Type checking for __dict__

Is there any way to keep type checking for methods or attributes dynamically?

I mean keep tracking of __dict__ method dynamically

for example:


class A:
    def method_a(self):
        pass


class B:
    def method_b(self):
        pass


class C:
    def method_c(self):
        pass


class Adaptor:
    def __init__(self, obj, dynamically_changed):
        self.obj = obj
        self.__dict__.update(dynamically_changed)


objs = [A(), B(), C()]
for o in objs:
    if hasattr(o, "method_a") or hasattr(o, "method_b"):
        if hasattr(o, "method_a"):
            dynamically_changed = {"method_c": o.method_a}
        elif hasattr(o, "method_b"):
            dynamically_changed = {"method_c": o.method_b}

        o = Adaptor(o, dynamically_changed)

    print(f"{o}, {o.method_c}"

Obviously the type checker would not know the method_c of object o and then gives a type error.
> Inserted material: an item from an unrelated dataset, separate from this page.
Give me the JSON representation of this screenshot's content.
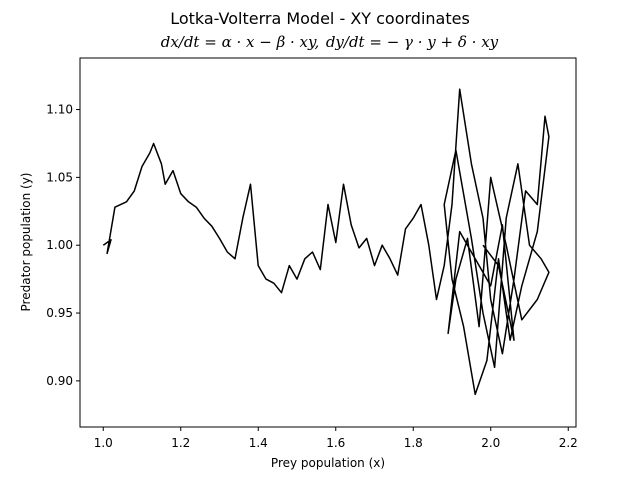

Workaround like below is ugly:

class Adaptor:
    def __init__(self, obj, dynamically_changed):
        self.obj = obj
        self.__dict__.update(dynamically_changed)

    def method_c(self):
        pass

The clue is the name “static analysis” or “static type checking”. Many of the highly dynamic things Python does cannot be understood by type checkers, because there’s no way to statically infer the type of such a dynamic construct, that includes __dict__. Sometimes you can model this dynamic behavior in a static way and write a mypy plugin for your specific use-case, but it’s often too niche[1] to warrant a change to the type system itself.

What you would usually do in these cases is either make Adaptor a subclass of Any or give it a __getattr__ method that returns Any. Both will have the effect that type checkers will assume that this type can have an arbitrary number of extra attributes that cannot be inferred. That doesn’t help you with language servers, but at least you won’t get as many type errors.
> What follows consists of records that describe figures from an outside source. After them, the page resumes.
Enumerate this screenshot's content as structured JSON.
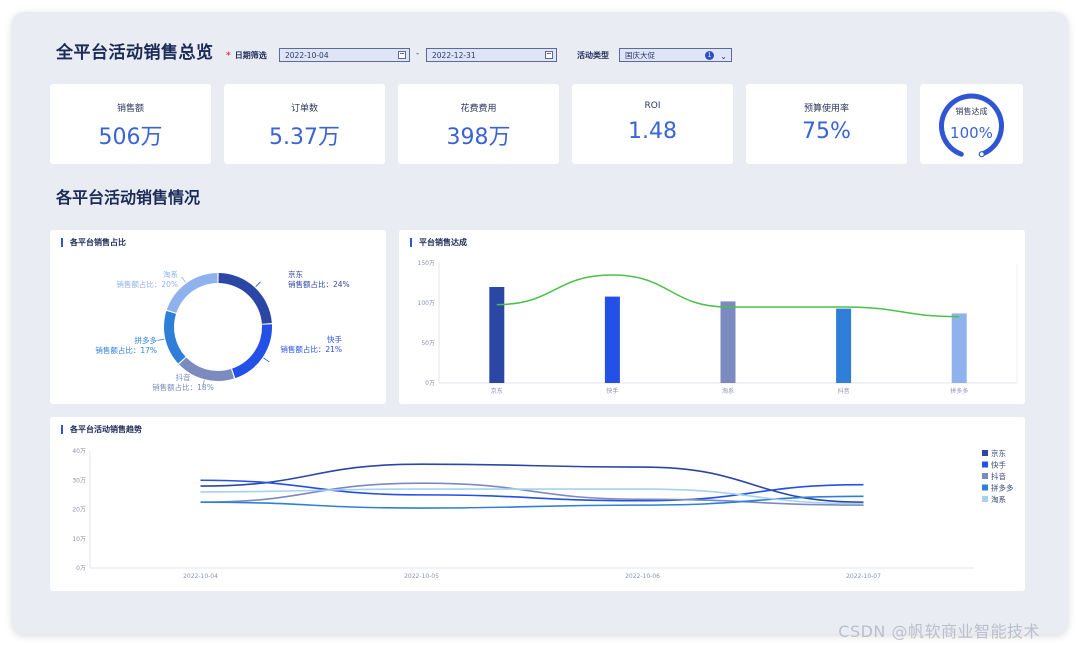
{
  "header": {
    "title": "全平台活动销售总览",
    "date_filter_label": "日期筛选",
    "date_start": "2022-10-04",
    "date_end": "2022-12-31",
    "date_separator": "-",
    "activity_type_label": "活动类型",
    "activity_type_value": "国庆大促",
    "activity_type_count": "1"
  },
  "kpis": [
    {
      "label": "销售额",
      "value": "506万"
    },
    {
      "label": "订单数",
      "value": "5.37万"
    },
    {
      "label": "花费费用",
      "value": "398万"
    },
    {
      "label": "ROI",
      "value": "1.48"
    },
    {
      "label": "预算使用率",
      "value": "75%"
    }
  ],
  "gauge": {
    "label": "销售达成",
    "value": "100%",
    "fraction": 1.0
  },
  "section_title": "各平台活动销售情况",
  "panels": {
    "pie_title": "各平台销售占比",
    "bar_title": "平台销售达成",
    "trend_title": "各平台活动销售趋势"
  },
  "colors": {
    "jd": "#2b46a5",
    "kuaishou": "#2350e6",
    "taoxi": "#7b8bc0",
    "douyin": "#2f7fd8",
    "pdd": "#8fb2ee",
    "line_green": "#4cc04a",
    "trend_light": "#a7d1ee"
  },
  "watermark": "CSDN @帆软商业智能技术",
  "chart_data": [
    {
      "type": "pie",
      "title": "各平台销售占比",
      "slices": [
        {
          "name": "京东",
          "label": "销售额占比：24%",
          "value": 24,
          "color": "#2b46a5"
        },
        {
          "name": "快手",
          "label": "销售额占比：21%",
          "value": 21,
          "color": "#2350e6"
        },
        {
          "name": "抖音",
          "label": "销售额占比：18%",
          "value": 18,
          "color": "#7b8bc0"
        },
        {
          "name": "拼多多",
          "label": "销售额占比：17%",
          "value": 17,
          "color": "#2f7fd8"
        },
        {
          "name": "淘系",
          "label": "销售额占比：20%",
          "value": 20,
          "color": "#8fb2ee"
        }
      ]
    },
    {
      "type": "bar",
      "title": "平台销售达成",
      "categories": [
        "京东",
        "快手",
        "淘系",
        "抖音",
        "拼多多"
      ],
      "values": [
        120,
        108,
        102,
        93,
        87
      ],
      "bar_colors": [
        "#2b46a5",
        "#2350e6",
        "#7b8bc0",
        "#2f7fd8",
        "#8fb2ee"
      ],
      "line_values": [
        98,
        135,
        95,
        95,
        83
      ],
      "line_color": "#4cc04a",
      "yticks": [
        "0万",
        "50万",
        "100万",
        "150万"
      ],
      "ylim": [
        0,
        150
      ]
    },
    {
      "type": "line",
      "title": "各平台活动销售趋势",
      "x": [
        "2022-10-04",
        "2022-10-05",
        "2022-10-06",
        "2022-10-07"
      ],
      "yticks": [
        "0万",
        "10万",
        "20万",
        "30万",
        "40万"
      ],
      "ylim": [
        0,
        40
      ],
      "series": [
        {
          "name": "京东",
          "values": [
            28,
            35.5,
            34.5,
            22.5
          ],
          "color": "#2b46a5"
        },
        {
          "name": "快手",
          "values": [
            30,
            25,
            23,
            28.5
          ],
          "color": "#2350e6"
        },
        {
          "name": "抖音",
          "values": [
            22.5,
            29,
            23.5,
            21.5
          ],
          "color": "#7b8bc0"
        },
        {
          "name": "拼多多",
          "values": [
            22.5,
            20.5,
            21.5,
            24.5
          ],
          "color": "#2f7fd8"
        },
        {
          "name": "淘系",
          "values": [
            26,
            27,
            27,
            22
          ],
          "color": "#a7d1ee"
        }
      ]
    }
  ]
}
A more common pattern, like a proxy type, has a higher chance of at one point ending up in the type system and I have seen several proposals in the past about it.
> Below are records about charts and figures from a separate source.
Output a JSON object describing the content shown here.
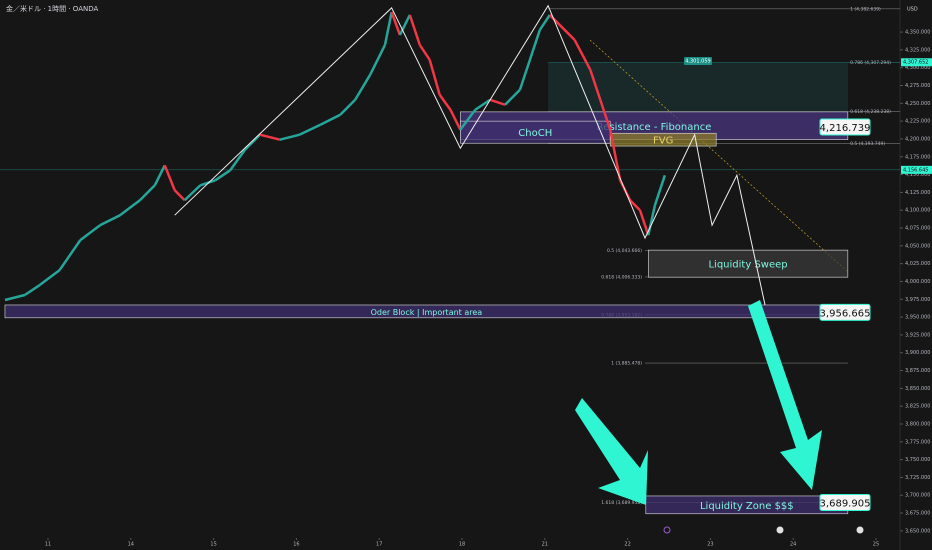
{
  "chart_data": {
    "type": "line",
    "title": "金／米ドル · 1時間 · OANDA",
    "currency": "USD",
    "xlim": [
      -0.58,
      10.29
    ],
    "ylim": [
      3640,
      4395
    ],
    "xticks": [
      {
        "value": 0,
        "label": "11"
      },
      {
        "value": 1,
        "label": "14"
      },
      {
        "value": 2,
        "label": "15"
      },
      {
        "value": 3,
        "label": "16"
      },
      {
        "value": 4,
        "label": "17"
      },
      {
        "value": 5,
        "label": "18"
      },
      {
        "value": 6,
        "label": "21"
      },
      {
        "value": 7,
        "label": "22"
      },
      {
        "value": 8,
        "label": "23"
      },
      {
        "value": 9,
        "label": "24"
      },
      {
        "value": 10,
        "label": "25"
      }
    ],
    "yticks": [
      {
        "value": 3650,
        "label": "3,650.000"
      },
      {
        "value": 3675,
        "label": "3,675.000"
      },
      {
        "value": 3700,
        "label": "3,700.000"
      },
      {
        "value": 3725,
        "label": "3,725.000"
      },
      {
        "value": 3750,
        "label": "3,750.000"
      },
      {
        "value": 3775,
        "label": "3,775.000"
      },
      {
        "value": 3800,
        "label": "3,800.000"
      },
      {
        "value": 3825,
        "label": "3,825.000"
      },
      {
        "value": 3850,
        "label": "3,850.000"
      },
      {
        "value": 3875,
        "label": "3,875.000"
      },
      {
        "value": 3900,
        "label": "3,900.000"
      },
      {
        "value": 3925,
        "label": "3,925.000"
      },
      {
        "value": 3950,
        "label": "3,950.000"
      },
      {
        "value": 3975,
        "label": "3,975.000"
      },
      {
        "value": 4000,
        "label": "4,000.000"
      },
      {
        "value": 4025,
        "label": "4,025.000"
      },
      {
        "value": 4050,
        "label": "4,050.000"
      },
      {
        "value": 4075,
        "label": "4,075.000"
      },
      {
        "value": 4100,
        "label": "4,100.000"
      },
      {
        "value": 4125,
        "label": "4,125.000"
      },
      {
        "value": 4150,
        "label": "4,150.000"
      },
      {
        "value": 4175,
        "label": "4,175.000"
      },
      {
        "value": 4200,
        "label": "4,200.000"
      },
      {
        "value": 4225,
        "label": "4,225.000"
      },
      {
        "value": 4250,
        "label": "4,250.000"
      },
      {
        "value": 4275,
        "label": "4,275.000"
      },
      {
        "value": 4300,
        "label": "4,300.000"
      },
      {
        "value": 4325,
        "label": "4,325.000"
      },
      {
        "value": 4350,
        "label": "4,350.000"
      }
    ],
    "up_color": "#26a69a",
    "down_color": "#f23645",
    "x": [
      -0.52,
      -0.28,
      -0.1,
      0.14,
      0.39,
      0.63,
      0.87,
      1.11,
      1.29,
      1.41,
      1.53,
      1.65,
      1.84,
      2.02,
      2.2,
      2.38,
      2.56,
      2.8,
      3.04,
      3.29,
      3.53,
      3.71,
      3.89,
      4.07,
      4.15,
      4.25,
      4.37,
      4.49,
      4.61,
      4.73,
      4.86,
      4.98,
      5.16,
      5.34,
      5.52,
      5.7,
      5.82,
      5.94,
      6.06,
      6.18,
      6.36,
      6.55,
      6.67,
      6.79,
      6.91,
      7.03,
      7.15,
      7.25,
      7.33,
      7.45
    ],
    "values": [
      3974,
      3981,
      3995,
      4016,
      4058,
      4079,
      4093,
      4114,
      4135,
      4163,
      4128,
      4114,
      4135,
      4142,
      4156,
      4185,
      4206,
      4199,
      4206,
      4220,
      4234,
      4255,
      4290,
      4332,
      4378,
      4346,
      4374,
      4332,
      4311,
      4262,
      4241,
      4213,
      4241,
      4255,
      4248,
      4269,
      4311,
      4353,
      4374,
      4360,
      4339,
      4297,
      4255,
      4213,
      4142,
      4114,
      4100,
      4065,
      4107,
      4149
    ],
    "zigzag": {
      "x": [
        1.53,
        4.15,
        4.98,
        6.04,
        7.21,
        7.81,
        8.02,
        8.32,
        8.66
      ],
      "y": [
        4093,
        4384,
        4187,
        4387,
        4061,
        4206,
        4079,
        4149,
        3967
      ]
    },
    "boxes": [
      {
        "text": "Resistance - Fibonance",
        "x": [
          4.98,
          9.66
        ],
        "y": [
          4199,
          4238
        ],
        "color": "#4a3580"
      },
      {
        "text": "ChoCH",
        "x": [
          4.98,
          6.79
        ],
        "y": [
          4194,
          4225
        ],
        "color": "#3d2f6e"
      },
      {
        "text": "FVG",
        "x": [
          6.79,
          8.07
        ],
        "y": [
          4190,
          4208
        ],
        "color": "#8a7a2a"
      },
      {
        "text": "Liquidity Sweep",
        "x": [
          7.25,
          9.66
        ],
        "y": [
          4006,
          4044
        ],
        "color": "#3a3a3a"
      },
      {
        "text": "Oder Block | Important area",
        "x": [
          -0.52,
          9.66
        ],
        "y": [
          3949,
          3967
        ],
        "color": "#3d2f6e"
      },
      {
        "text": "Liquidity Zone $$$",
        "x": [
          7.22,
          9.66
        ],
        "y": [
          3674,
          3699
        ],
        "color": "#3d2f6e"
      }
    ],
    "fib_upper": {
      "x": [
        6.04,
        10.29
      ],
      "levels": [
        {
          "value": 4382.639,
          "label": "1 (4,382.639)"
        },
        {
          "value": 4307.294,
          "label": "0.786 (4,307.294)"
        },
        {
          "value": 4238.238,
          "label": "0.618 (4,238.238)"
        },
        {
          "value": 4193.749,
          "label": "0.5 (4,193.749)"
        }
      ]
    },
    "fib_lower": {
      "x": [
        7.21,
        9.66
      ],
      "levels": [
        {
          "value": 4043.666,
          "label": "0.5 (4,043.666)"
        },
        {
          "value": 4006.333,
          "label": "0.618 (4,006.333)"
        },
        {
          "value": 3953.182,
          "label": "0.786 (3,953.182)"
        },
        {
          "value": 3885.478,
          "label": "1 (3,885.478)"
        },
        {
          "value": 3689.958,
          "label": "1.618 (3,689.958)"
        }
      ]
    },
    "big_tags": [
      {
        "value": 4216.739,
        "label": "4,216.739"
      },
      {
        "value": 3956.665,
        "label": "3,956.665"
      },
      {
        "value": 3689.905,
        "label": "3,689.905"
      }
    ],
    "axis_tags": [
      {
        "value": 4307.652,
        "label": "4,307.652"
      },
      {
        "value": 4156.645,
        "label": "4,156.645"
      }
    ],
    "point_tag": {
      "x": 7.85,
      "value": 4301.059,
      "label": "4,301.059"
    }
  }
}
In your example you can probably get away with the class instead accepting a Callable and with a combination of ParamSpec, TypeVar and Concatenate you can pass those parameters forward to the dynamic method:

class Adaptor[**P, T]:
    def __init__[S](
        self,
        obj: S,
        method: Callable[Concatenate[S, P]], T]
    ) -> None:
        self.obj = obj
        self._method = method

   def method_c(self, *args: P.args, **kwargs. P.kwargs) -> T:
       return self._method(obj, *args, **kwargs)

  1. or too expensive for static analysis ↩︎

2 Likes

Ok, get it. It comes back to "the more specific the fewer errors ", sadly.

A static __dict__ goes against the dynamic feature of Python language, as a consequence, there is no way to track __dict__, for now.

I supposed to add some compiling option like --static-attr to enable or disable such dynamic feature, may decrease the memory usage as all attributes of an object can be fixed and shared before runtime.

It’s called __slots__ and is documented here: 3. Data model — Python 3.12.2 documentation

You may also find this wiki page helpful: UsingSlots - Python Wiki

Also note that even for __dict__, the attributes are shared between all instances of a class in CPython via a somewhat complex dict optimization described in PEP 412.